= Nimshi =

Character in the Hebrew Bible

Nimshi (נִמְשִׁי Nīmšī; Latin and Douay–Rheims: Namsi) is a character in the Hebrew Bible. She is mentioned in the Books of Kings and the Second Book of Chronicles as ancestor or possibly a mother of Jehu, the king of the Northern Kingdom of Israel (compare with ).

==History==
The Hebrew word ben can mean both a literal "son", or a male descendant. The biblical text describes Jehu as either the "son of Nimshi" (ben Nimshi); or as the "son of Jehoshaphat" (ben Yehoshafat), who is himself called the "son of Nimshi". Some scholars have therefore taken the phrase to mean that Jehu was not the actual son of Nimshi, and that Nimshi was the maternal ancestor of Jehu, or even that Jehu belonged to a clan named Nimshi. Another possibility is that "son of Jehoshaphat" was a later addition, in which case Nimshi would be the mother of Jehu.

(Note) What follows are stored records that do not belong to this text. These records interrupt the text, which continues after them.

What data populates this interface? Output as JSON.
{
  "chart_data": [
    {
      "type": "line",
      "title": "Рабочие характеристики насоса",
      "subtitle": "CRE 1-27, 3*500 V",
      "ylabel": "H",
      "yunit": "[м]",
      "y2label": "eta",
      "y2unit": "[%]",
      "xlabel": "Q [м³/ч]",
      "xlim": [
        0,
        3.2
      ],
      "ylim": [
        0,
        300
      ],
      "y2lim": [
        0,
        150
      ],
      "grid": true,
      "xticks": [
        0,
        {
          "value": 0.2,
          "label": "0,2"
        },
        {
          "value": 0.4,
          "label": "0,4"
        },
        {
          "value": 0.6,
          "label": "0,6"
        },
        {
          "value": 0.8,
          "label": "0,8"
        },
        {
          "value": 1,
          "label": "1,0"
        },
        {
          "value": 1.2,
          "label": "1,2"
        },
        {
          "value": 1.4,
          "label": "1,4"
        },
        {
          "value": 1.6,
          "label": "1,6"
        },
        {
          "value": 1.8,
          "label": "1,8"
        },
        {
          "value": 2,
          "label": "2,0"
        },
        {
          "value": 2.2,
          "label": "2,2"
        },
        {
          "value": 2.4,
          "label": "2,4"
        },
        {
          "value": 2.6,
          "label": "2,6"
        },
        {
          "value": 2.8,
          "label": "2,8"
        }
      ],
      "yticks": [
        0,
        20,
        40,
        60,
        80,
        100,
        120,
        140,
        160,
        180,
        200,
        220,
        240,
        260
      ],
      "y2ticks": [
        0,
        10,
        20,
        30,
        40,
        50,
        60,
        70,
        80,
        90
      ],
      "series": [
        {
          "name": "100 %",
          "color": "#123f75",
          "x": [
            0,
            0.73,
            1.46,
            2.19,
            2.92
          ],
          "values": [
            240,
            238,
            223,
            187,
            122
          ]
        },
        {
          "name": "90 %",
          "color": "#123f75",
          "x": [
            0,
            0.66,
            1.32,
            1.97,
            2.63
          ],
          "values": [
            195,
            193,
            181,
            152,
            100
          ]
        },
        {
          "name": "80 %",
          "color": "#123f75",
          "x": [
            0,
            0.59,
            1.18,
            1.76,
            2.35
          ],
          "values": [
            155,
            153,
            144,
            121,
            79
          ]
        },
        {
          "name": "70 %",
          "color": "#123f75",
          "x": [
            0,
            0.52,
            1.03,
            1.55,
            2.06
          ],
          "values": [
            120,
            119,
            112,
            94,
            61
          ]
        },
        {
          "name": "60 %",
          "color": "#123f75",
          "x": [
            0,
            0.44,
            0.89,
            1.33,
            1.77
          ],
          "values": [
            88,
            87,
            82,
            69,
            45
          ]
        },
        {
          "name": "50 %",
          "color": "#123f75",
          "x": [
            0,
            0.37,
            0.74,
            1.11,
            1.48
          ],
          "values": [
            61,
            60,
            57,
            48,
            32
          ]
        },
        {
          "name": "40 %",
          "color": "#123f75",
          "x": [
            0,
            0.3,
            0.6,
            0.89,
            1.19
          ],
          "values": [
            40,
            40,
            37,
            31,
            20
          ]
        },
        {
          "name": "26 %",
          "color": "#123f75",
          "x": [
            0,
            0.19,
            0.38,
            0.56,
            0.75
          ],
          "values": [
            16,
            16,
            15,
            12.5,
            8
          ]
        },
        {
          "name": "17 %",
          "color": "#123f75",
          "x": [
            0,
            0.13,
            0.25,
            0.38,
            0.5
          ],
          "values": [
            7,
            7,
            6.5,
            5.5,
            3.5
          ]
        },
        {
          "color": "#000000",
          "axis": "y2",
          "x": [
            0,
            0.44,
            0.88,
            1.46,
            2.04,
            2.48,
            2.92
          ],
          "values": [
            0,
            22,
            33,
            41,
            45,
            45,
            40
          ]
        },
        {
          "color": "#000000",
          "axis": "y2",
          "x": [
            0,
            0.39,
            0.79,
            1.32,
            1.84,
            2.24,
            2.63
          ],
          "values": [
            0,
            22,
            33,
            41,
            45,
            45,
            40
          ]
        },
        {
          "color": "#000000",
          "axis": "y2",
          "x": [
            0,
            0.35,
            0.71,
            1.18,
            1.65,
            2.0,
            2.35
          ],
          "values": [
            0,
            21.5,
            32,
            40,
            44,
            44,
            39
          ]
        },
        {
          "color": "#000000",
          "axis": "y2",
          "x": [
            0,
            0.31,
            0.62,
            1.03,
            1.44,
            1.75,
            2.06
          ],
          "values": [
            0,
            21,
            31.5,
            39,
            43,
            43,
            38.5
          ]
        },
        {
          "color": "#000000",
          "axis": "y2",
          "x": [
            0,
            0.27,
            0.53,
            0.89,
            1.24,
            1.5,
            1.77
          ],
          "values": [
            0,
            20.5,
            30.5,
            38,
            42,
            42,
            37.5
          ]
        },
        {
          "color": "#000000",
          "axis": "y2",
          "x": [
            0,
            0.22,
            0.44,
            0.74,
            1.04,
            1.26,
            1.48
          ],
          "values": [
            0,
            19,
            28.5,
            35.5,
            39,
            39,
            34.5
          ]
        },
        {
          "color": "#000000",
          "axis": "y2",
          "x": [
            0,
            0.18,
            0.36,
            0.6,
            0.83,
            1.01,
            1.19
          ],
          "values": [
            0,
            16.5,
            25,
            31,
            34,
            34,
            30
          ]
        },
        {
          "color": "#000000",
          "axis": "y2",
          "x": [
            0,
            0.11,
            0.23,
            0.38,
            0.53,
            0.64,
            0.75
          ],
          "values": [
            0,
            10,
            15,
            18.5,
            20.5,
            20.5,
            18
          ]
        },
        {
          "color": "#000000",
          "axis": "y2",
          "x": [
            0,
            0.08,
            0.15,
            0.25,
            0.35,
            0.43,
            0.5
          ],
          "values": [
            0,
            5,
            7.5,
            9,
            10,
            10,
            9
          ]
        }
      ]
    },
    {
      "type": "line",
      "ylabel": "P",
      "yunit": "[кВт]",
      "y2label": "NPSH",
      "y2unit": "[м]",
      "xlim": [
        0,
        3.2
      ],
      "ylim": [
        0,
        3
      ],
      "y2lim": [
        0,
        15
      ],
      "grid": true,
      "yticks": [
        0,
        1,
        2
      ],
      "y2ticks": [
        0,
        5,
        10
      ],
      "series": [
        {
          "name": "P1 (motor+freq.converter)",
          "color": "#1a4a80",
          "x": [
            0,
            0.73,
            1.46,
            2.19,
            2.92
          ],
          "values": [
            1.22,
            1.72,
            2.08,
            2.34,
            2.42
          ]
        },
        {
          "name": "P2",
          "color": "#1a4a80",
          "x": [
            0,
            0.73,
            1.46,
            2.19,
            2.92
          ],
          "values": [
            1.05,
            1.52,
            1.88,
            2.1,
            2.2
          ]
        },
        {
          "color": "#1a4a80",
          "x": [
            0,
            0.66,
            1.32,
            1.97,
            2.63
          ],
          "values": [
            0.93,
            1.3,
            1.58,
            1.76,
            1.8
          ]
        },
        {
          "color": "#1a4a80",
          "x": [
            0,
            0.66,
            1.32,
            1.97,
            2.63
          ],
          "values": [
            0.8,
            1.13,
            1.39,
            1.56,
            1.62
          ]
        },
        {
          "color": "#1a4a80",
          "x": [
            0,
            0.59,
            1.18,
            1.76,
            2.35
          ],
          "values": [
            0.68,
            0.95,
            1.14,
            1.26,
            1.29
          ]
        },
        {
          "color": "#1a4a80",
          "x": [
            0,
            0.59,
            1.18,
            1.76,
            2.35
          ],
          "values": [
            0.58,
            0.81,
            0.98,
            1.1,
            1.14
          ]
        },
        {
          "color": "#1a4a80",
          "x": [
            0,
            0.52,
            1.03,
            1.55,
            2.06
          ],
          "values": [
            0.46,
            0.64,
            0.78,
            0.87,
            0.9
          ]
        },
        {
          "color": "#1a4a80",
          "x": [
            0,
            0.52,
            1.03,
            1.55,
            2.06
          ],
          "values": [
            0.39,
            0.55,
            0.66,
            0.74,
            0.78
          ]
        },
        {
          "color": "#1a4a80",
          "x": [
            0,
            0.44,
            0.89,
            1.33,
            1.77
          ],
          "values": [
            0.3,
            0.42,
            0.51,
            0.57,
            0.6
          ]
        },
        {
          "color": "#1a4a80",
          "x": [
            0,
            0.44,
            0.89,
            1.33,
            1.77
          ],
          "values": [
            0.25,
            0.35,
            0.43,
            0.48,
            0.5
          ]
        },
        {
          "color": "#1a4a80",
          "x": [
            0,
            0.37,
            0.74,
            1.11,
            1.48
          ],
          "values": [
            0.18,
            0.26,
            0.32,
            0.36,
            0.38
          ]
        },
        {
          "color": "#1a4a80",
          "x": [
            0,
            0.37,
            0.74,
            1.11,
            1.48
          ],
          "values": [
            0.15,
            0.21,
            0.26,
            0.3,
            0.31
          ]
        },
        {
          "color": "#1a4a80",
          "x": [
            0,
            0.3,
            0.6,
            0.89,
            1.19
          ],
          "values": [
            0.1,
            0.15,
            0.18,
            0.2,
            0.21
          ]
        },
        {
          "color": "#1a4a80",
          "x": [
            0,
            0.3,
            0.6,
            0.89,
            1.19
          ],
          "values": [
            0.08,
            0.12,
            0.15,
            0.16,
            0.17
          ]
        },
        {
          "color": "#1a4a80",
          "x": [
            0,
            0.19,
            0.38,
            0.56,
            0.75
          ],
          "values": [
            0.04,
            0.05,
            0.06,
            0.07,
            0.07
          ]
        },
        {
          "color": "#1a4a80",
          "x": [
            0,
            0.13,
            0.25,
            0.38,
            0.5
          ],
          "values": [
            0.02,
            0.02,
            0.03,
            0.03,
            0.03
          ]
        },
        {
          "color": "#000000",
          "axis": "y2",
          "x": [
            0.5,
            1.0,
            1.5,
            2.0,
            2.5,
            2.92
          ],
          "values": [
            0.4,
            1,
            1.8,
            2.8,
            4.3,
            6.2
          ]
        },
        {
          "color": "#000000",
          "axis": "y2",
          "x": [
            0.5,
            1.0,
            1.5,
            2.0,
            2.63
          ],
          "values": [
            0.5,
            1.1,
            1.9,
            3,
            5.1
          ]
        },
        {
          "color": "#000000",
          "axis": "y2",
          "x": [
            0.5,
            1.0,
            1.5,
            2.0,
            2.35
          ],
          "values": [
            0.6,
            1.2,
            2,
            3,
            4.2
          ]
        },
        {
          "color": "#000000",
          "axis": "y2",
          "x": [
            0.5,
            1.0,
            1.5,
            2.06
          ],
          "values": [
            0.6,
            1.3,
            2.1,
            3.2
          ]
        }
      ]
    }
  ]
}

References to the name Nimshi have been discovered in 9th century BCE inscriptions from Tel Rehov and other archaeological sites. Thus, archaeologists Shmuel Aḥituv and Amihai Mazar have suggested that a clan named after Nimshi may have been a prominent elite family in the Beth Shean Valley region when Jehu, a member of that clan, rose to the throne of Israel.

Baruchi-Unna suggests that Nimshi was a child of King Omri and a sibling of King Ahab. Jehu's father, Jehoshaphat, would consequently be a first cousin to Ahab's children: Ahaziah of Israel, Jehoram of Israel, and Athaliah, Queen regnant of the Kingdom of Judah. Among the members of this extended House of Omri, the names Ahaziah, Jehoram, Athaliah, and Jehoshaphat are all Yahwistic theophoric names, whereas Omri, Ahab, and Nimshi are not theophoric names. According to Baruchi-Unna, this reflects different religious tendencies among the first and second generations of the royal family, and the (evidently) Yahweh-worshipping third generation.